Dans la logique du budget adopté le 15 décembre 2021, la campagne d’emplois votée le même jour a été définie avec, « premièrement, la volonté de poursuivre la politique de maîtrise de la masse salariale et, deuxièmement, la volonté de prioriser la publication d’emplois Biatss et de soutenir la progression de carrière des personnels », explique Elisabeth Demont, vice-présidente Ressources humaines et Dialogue social.

A l’issue du dialogue de gestion, période durant laquelle les services centraux, les composantes et les unités de recherche remontent à l’équipe de présidence et à la Direction générale des services (DGS) leurs besoins opérationnels en termes d’emplois de titulaires et/ou de contractuels, des arbitrages ont été faits, en cohérence avec les priorités et la stratégie de l’établissement, ainsi que ses ressources disponibles, dont le plafond d’emplois assigné à l’établissement (l'ensemble des emplois que l’établissement est autorisé à rémunérer). Seules les demandes sur des supports définitivement vacants ont fait l’objet d’un arbitrage. La campagne d'emplois 2022 a été également placée dans la perspective de la prochaine campagne d’accréditation des formations et des prochains projets scientifiques des unités de recherche, qui seront à transmettre courant 2022.

Côté enseignants-chercheurs, 58 postes de titulaires seront publiés, dont treize postes d’enseignants du second degré et 44 postes d‘enseignants-chercheurs (onze professeurs des universités et 33 maîtres de conférences). Neuf postes ont été publiés au titre de la réforme des études de santé, grâce au financement complémentaire obtenu par l’université dans le cadre du déploiement de la licence Sciences pour la santé (SPS). Il est à noter que les réponses négatives concernent essentiellement des demandes qui supposent une création ou un redéploiement d’un support d’une composante vers une autre.

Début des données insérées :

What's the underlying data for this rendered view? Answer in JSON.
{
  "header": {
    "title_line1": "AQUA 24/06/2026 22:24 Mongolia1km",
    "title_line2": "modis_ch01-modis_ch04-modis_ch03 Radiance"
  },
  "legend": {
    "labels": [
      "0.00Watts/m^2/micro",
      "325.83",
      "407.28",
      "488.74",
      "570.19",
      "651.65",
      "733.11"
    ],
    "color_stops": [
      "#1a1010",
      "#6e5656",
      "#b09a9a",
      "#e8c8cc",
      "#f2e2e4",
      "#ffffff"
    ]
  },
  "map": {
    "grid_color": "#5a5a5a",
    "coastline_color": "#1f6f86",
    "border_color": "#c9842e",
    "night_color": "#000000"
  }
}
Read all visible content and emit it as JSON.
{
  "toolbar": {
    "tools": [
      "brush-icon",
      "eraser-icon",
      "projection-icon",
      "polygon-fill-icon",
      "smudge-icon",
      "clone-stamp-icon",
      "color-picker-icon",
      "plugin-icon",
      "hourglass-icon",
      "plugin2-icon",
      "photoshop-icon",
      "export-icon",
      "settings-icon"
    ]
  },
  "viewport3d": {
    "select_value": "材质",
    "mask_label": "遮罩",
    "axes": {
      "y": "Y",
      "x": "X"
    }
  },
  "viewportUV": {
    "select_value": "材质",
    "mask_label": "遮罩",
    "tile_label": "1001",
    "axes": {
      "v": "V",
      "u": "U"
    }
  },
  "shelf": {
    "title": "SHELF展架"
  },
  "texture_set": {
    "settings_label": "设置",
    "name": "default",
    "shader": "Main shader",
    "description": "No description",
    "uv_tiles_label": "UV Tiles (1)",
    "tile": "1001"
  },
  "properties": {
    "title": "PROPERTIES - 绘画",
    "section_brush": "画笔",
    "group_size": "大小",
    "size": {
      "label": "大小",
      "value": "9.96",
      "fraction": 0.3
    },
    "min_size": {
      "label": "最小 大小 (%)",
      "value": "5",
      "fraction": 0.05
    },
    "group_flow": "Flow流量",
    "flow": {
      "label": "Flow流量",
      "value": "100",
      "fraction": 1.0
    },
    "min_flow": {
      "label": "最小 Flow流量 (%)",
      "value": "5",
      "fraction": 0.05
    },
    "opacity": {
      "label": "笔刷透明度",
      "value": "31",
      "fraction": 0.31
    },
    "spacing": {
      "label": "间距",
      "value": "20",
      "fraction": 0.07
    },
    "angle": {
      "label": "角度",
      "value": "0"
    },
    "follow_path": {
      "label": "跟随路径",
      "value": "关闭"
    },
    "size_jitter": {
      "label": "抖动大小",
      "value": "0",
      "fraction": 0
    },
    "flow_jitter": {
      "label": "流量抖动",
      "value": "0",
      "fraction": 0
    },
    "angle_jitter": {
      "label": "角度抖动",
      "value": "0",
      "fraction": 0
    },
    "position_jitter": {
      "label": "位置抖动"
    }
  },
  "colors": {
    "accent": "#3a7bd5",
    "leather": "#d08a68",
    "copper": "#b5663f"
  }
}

Côté personnels Biatss, 47 postes seront ouverts au concours, soit seize de plus par rapport à la campagne d'emplois 2021. Ce qui témoigne de l’effort fait cette année, avec une attention toute particulière portée à la résorption des situations de décalage grade/fonction, à la reconnaissance des métiers de la scolarité et au soutien à la recherche.

Les recettes de l'université

Rappel des grandes étapes du calendrier budgétaire

Juin (N1) : Débat d’orientation budgétaire (DOB) (en Congrès, adopté sous forme de Lettre d’orientation budgétaire-LOB au CA)

Acte politique qui dégage les orientations budgétaires de l’année à venir.

Septembre (N1) : arbitrages budgétaires (N1/N2) : évaluation des ressources, répartition des crédits par entités

Octobre-novembre (N1) : élaboration des projets de budgets par les service centraux, les composantes et les unités de recherche : vote du budget de la structure par le conseil de composante ou l’unité de recherche

Décembre (N1) : consolidation et projet de budget primitif : transmission du budget aux différentes instances de contrôle

Au plus tard de 31 décembre (N1) : vote du budget initial (CA)

Début janvier : budget exécutoire

Mars (N2) : vote de l’exécution du budget N1

Juin (N2) : budget rectificatif (éventuellement une autre fois dans l’année)

Le niveau budgétaire 1 (N1) correspond au niveau central (établissement), le niveau 2 (N2) correspond aux entités (services centraux, composantes, unités de recherche).